I have cluster setup of Hbase:

1 HMaster Node and 3 Region Servers

I would like to know that: When we insert the multiple rows in table, than how Hbase split the records across multiple regionServer ?

Does Hfile has sorted key value records(rowKey:cf:TimeStamp) ?

If yes than How Hbase maintain the sorted key order in Transaction Table.

I read that META table mentain the table information like (Table_name, Region(StartKey-EndKey)) is it correct ?

1
I got your point upto some extend. If you can give me some idea on this example than it would be great. i.e I have table T1 which has rowKey as studentID(Integer). I have 1 Master and 3 Region server(R1,R2,R3). Lets assume that I split the record as 300 row.
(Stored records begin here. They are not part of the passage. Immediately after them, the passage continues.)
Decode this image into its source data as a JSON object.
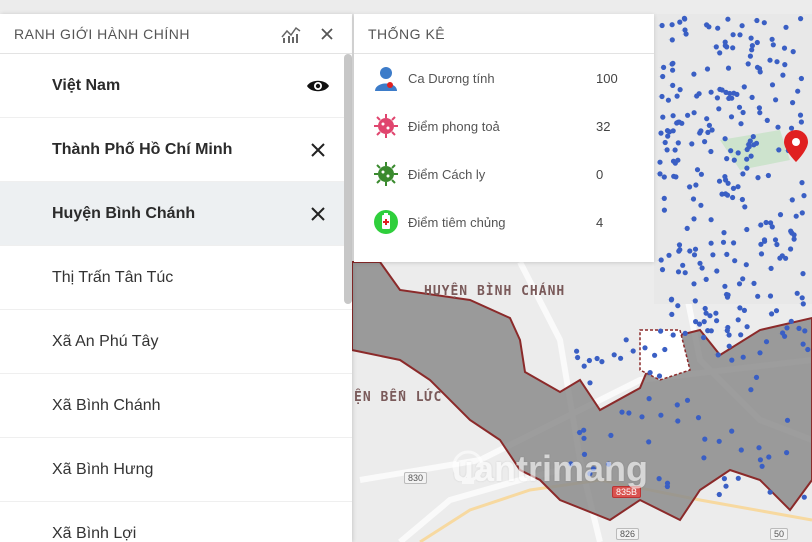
{
  "left_panel": {
    "title": "RANH GIỚI HÀNH CHÍNH",
    "chart_icon": "chart-icon",
    "close_icon": "close-icon",
    "items": [
      {
        "label": "Việt Nam",
        "action_icon": "eye-icon"
      },
      {
        "label": "Thành Phố Hồ Chí Minh",
        "action_icon": "close-icon"
      },
      {
        "label": "Huyện Bình Chánh",
        "action_icon": "close-icon"
      },
      {
        "label": "Thị Trấn Tân Túc"
      },
      {
        "label": "Xã An Phú Tây"
      },
      {
        "label": "Xã Bình Chánh"
      },
      {
        "label": "Xã Bình Hưng"
      },
      {
        "label": "Xã Bình Lợi"
      }
    ]
  },
  "stats_panel": {
    "title": "THỐNG KÊ",
    "rows": [
      {
        "label": "Ca Dương tính",
        "value": "100",
        "icon": "patient-icon",
        "color": "#3d7cc9"
      },
      {
        "label": "Điểm phong toả",
        "value": "32",
        "icon": "virus-icon",
        "color": "#e0456e"
      },
      {
        "label": "Điểm Cách ly",
        "value": "0",
        "icon": "virus-icon",
        "color": "#3a8a2e"
      },
      {
        "label": "Điểm tiêm chủng",
        "value": "4",
        "icon": "vaccine-icon",
        "color": "#2fcf3c"
      }
    ]
  },
  "map": {
    "district_label": "HUYỆN BÌNH CHÁNH",
    "ben_luc_label": "ỆN BẾN LỨC",
    "roads": [
      "830",
      "835B",
      "826",
      "50"
    ],
    "marker_color": "#3a5fc4",
    "pin_color": "#e02020",
    "watermark": "uantrimang"
  },
  "colors": {
    "accent": "#3a5fc4",
    "district_fill": "#8c8c8c",
    "district_border": "#8b2a2a"
  }
}
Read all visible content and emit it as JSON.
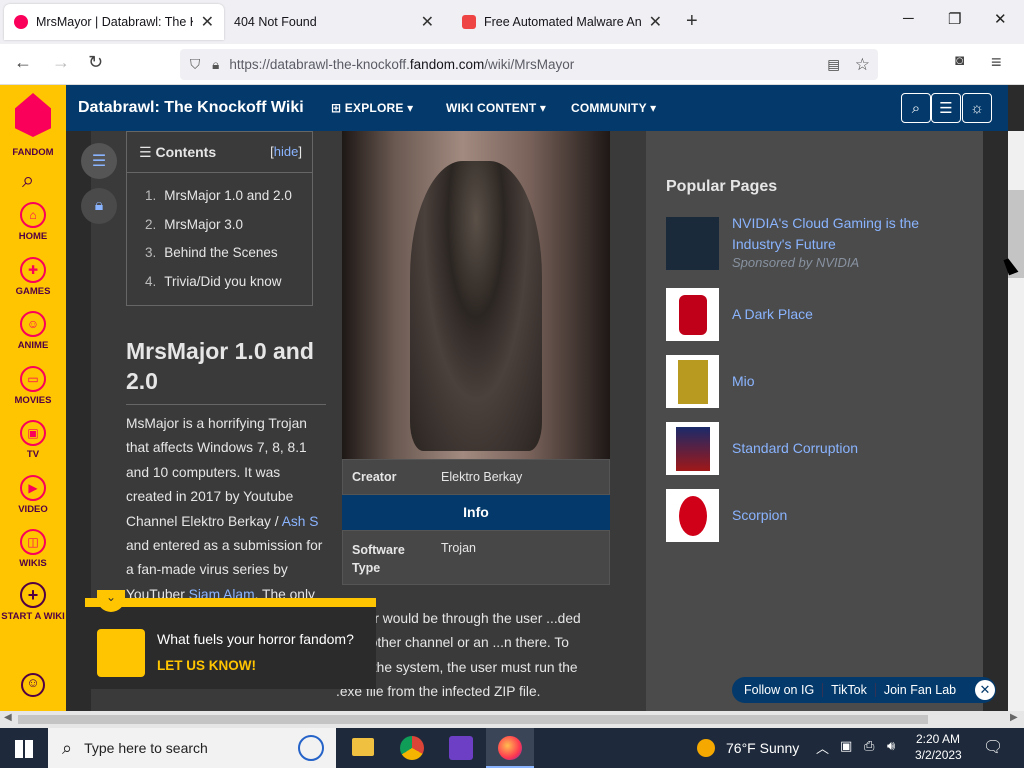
{
  "tabs": [
    {
      "title": "MrsMayor | Databrawl: The Knoc",
      "active": true,
      "color": "#fa005a"
    },
    {
      "title": "404 Not Found",
      "active": false,
      "color": ""
    },
    {
      "title": "Free Automated Malware Analy",
      "active": false,
      "color": "#e44"
    }
  ],
  "url": {
    "prefix": "https://databrawl-the-knockoff.",
    "domain": "fandom.com",
    "path": "/wiki/MrsMayor"
  },
  "rail": {
    "brand": "FANDOM",
    "items": [
      "HOME",
      "GAMES",
      "ANIME",
      "MOVIES",
      "TV",
      "VIDEO",
      "WIKIS",
      "START A WIKI"
    ]
  },
  "header": {
    "title": "Databrawl: The Knockoff Wiki",
    "menu": [
      "EXPLORE",
      "WIKI CONTENT",
      "COMMUNITY"
    ]
  },
  "toc": {
    "title": "Contents",
    "hide_pre": "[",
    "hide": "hide",
    "hide_post": "]",
    "items": [
      {
        "n": "1.",
        "t": "MrsMajor 1.0 and 2.0"
      },
      {
        "n": "2.",
        "t": "MrsMajor 3.0"
      },
      {
        "n": "3.",
        "t": "Behind the Scenes"
      },
      {
        "n": "4.",
        "t": "Trivia/Did you know"
      }
    ]
  },
  "article": {
    "heading": "MrsMajor 1.0 and 2.0",
    "p1a": "MsMajor is a horrifying Trojan that affects Windows 7, 8, 8.1 and 10 computers. It was created in 2017 by Youtube Channel Elektro Berkay / ",
    "p1link": "Ash S",
    "p1b": " and entered as a submission for a fan-made virus series by YouTuber ",
    "p1link2": "Siam Alam",
    "p1c": ". The only",
    "p2": "...puter would be through the user ...ded by another channel or an ...n there. To infect the system, the user must run the .exe file from the infected ZIP file."
  },
  "infobox": {
    "creator_label": "Creator",
    "creator": "Elektro Berkay",
    "section": "Info",
    "type_label": "Software Type",
    "type": "Trojan"
  },
  "popular": {
    "title": "Popular Pages",
    "items": [
      {
        "t": "NVIDIA's Cloud Gaming is the Industry's Future",
        "s": "Sponsored by NVIDIA"
      },
      {
        "t": "A Dark Place",
        "s": ""
      },
      {
        "t": "Mio",
        "s": ""
      },
      {
        "t": "Standard Corruption",
        "s": ""
      },
      {
        "t": "Scorpion",
        "s": ""
      }
    ]
  },
  "toast": {
    "q": "What fuels your horror fandom?",
    "cta": "LET US KNOW!"
  },
  "social": [
    "Follow on IG",
    "TikTok",
    "Join Fan Lab"
  ],
  "taskbar": {
    "search": "Type here to search",
    "weather": "76°F  Sunny",
    "time": "2:20 AM",
    "date": "3/2/2023"
  }
}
Now multiple people entering the records in T1 with key between [1-1000]. So now who is mainting the sorted order of Key in Hfile ? I read that META table has info like [T1,R1[1-300], [T1,R2[301-600], is it correct ? if yes than who take care for this entry ?Amit Nagar

1 Answers

1
votes

I'm a bit confused by your questions, but when you insert multiple rows into tables, lookups are made to the .META. table to find which region should get the mutations and the client then sends it to the corresponding hbase regionserver.
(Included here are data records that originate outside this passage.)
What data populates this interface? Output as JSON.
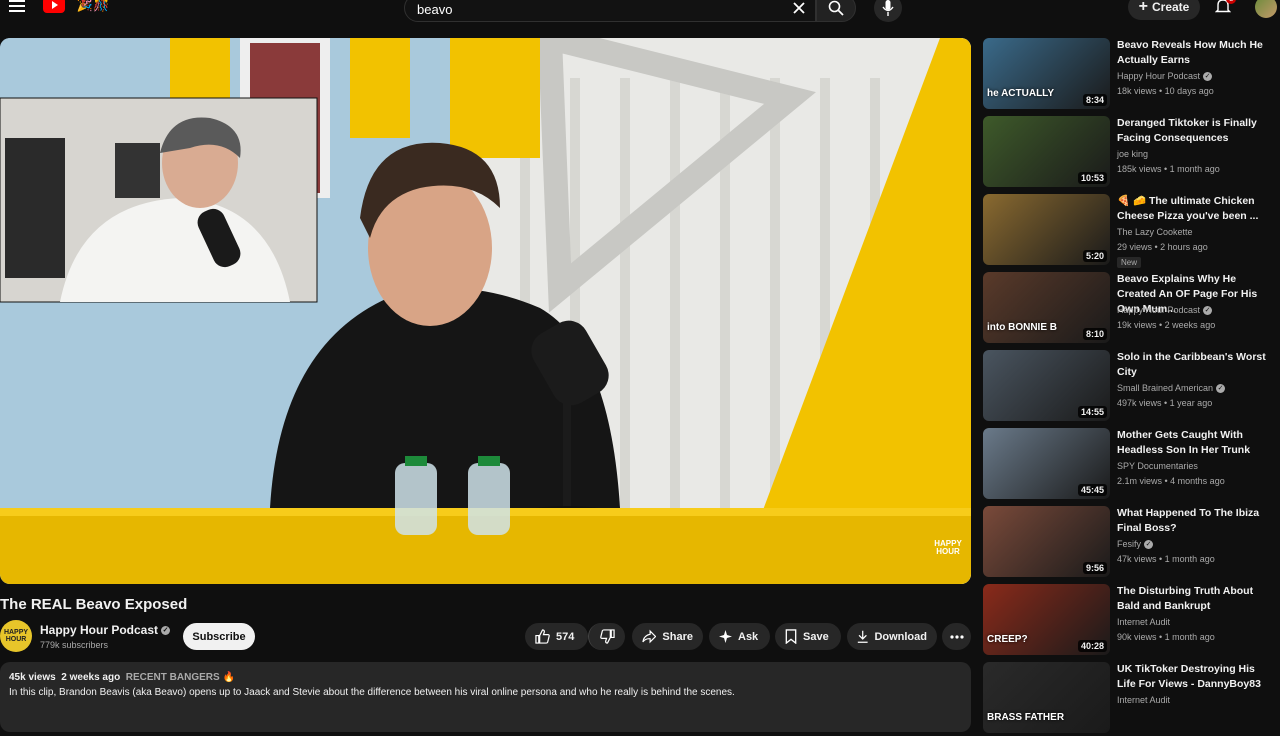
{
  "header": {
    "search_value": "beavo",
    "create_label": "Create",
    "notification_count": "3"
  },
  "video": {
    "title": "The REAL Beavo Exposed",
    "overlay_brand": "HAPPY HOUR"
  },
  "channel": {
    "name": "Happy Hour Podcast",
    "subscribers": "779k subscribers",
    "subscribe_label": "Subscribe",
    "avatar_text": "HAPPY HOUR"
  },
  "actions": {
    "like_count": "574",
    "share_label": "Share",
    "ask_label": "Ask",
    "save_label": "Save",
    "download_label": "Download"
  },
  "description": {
    "views": "45k views",
    "age": "2 weeks ago",
    "tag": "RECENT BANGERS 🔥",
    "text": "In this clip, Brandon Beavis (aka Beavo) opens up to Jaack and Stevie about the difference between his viral online persona and who he really is behind the scenes."
  },
  "recommendations": [
    {
      "title": "Beavo Reveals How Much He Actually Earns",
      "channel": "Happy Hour Podcast",
      "verified": true,
      "stats": "18k views • 10 days ago",
      "duration": "8:34",
      "thumb_text": "he ACTUALLY",
      "thumb_color": "#3a6a8a"
    },
    {
      "title": "Deranged Tiktoker is Finally Facing Consequences",
      "channel": "joe king",
      "verified": false,
      "stats": "185k views • 1 month ago",
      "duration": "10:53",
      "thumb_text": "",
      "thumb_color": "#3e5a2a"
    },
    {
      "title": "🍕 🧀 The ultimate Chicken Cheese Pizza you've been ...",
      "channel": "The Lazy Cookette",
      "verified": false,
      "stats": "29 views • 2 hours ago",
      "duration": "5:20",
      "badge": "New",
      "thumb_text": "",
      "thumb_color": "#8a6a30"
    },
    {
      "title": "Beavo Explains Why He Created An OF Page For His Own Mum...",
      "channel": "Happy Hour Podcast",
      "verified": true,
      "stats": "19k views • 2 weeks ago",
      "duration": "8:10",
      "thumb_text": "into BONNIE B",
      "thumb_color": "#5a3a2a"
    },
    {
      "title": "Solo in the Caribbean's Worst City",
      "channel": "Small Brained American",
      "verified": true,
      "stats": "497k views • 1 year ago",
      "duration": "14:55",
      "thumb_text": "",
      "thumb_color": "#4a5560"
    },
    {
      "title": "Mother Gets Caught With Headless Son In Her Trunk",
      "channel": "SPY Documentaries",
      "verified": false,
      "stats": "2.1m views • 4 months ago",
      "duration": "45:45",
      "thumb_text": "",
      "thumb_color": "#6a7a8a"
    },
    {
      "title": "What Happened To The Ibiza Final Boss?",
      "channel": "Fesify",
      "verified": true,
      "stats": "47k views • 1 month ago",
      "duration": "9:56",
      "thumb_text": "",
      "thumb_color": "#7a4a3a"
    },
    {
      "title": "The Disturbing Truth About Bald and Bankrupt",
      "channel": "Internet Audit",
      "verified": false,
      "stats": "90k views • 1 month ago",
      "duration": "40:28",
      "thumb_text": "CREEP?",
      "thumb_color": "#8a2a1a"
    },
    {
      "title": "UK TikToker Destroying His Life For Views - DannyBoy83",
      "channel": "Internet Audit",
      "verified": false,
      "stats": "",
      "duration": "",
      "thumb_text": "BRASS FATHER",
      "thumb_color": "#2a2a2a"
    }
  ],
  "colors": {
    "background": "#0f0f0f",
    "pill": "#272727",
    "youtube_red": "#ff0000",
    "set_yellow": "#f2c200"
  }
}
HFiles are indeed sorted files with keyvalues, which look more like

<keylength> <valuelength> <rowlength> <row> <columnfamilylength> <columnfamily> <columnqualifier> <timestamp> <keytype> <value>

http://hbase.apache.org/book/hfilev2.html

http://hbase.apache.org/apidocs/org/apache/hadoop/hbase/KeyValue.html

Sorting occurs in all compactions i.e. when you add a row it is added to the memtable, which once filled with enough rows in the memtable it will sort them and dump them to a HFile(i.e Merge compaction). When multiple HFiles exist for a region HBase will merge them all together in a sorted fashion (called Major Compaction).

The META Table maintains Region information, such as table name, region start key, end key, and which server is serving it.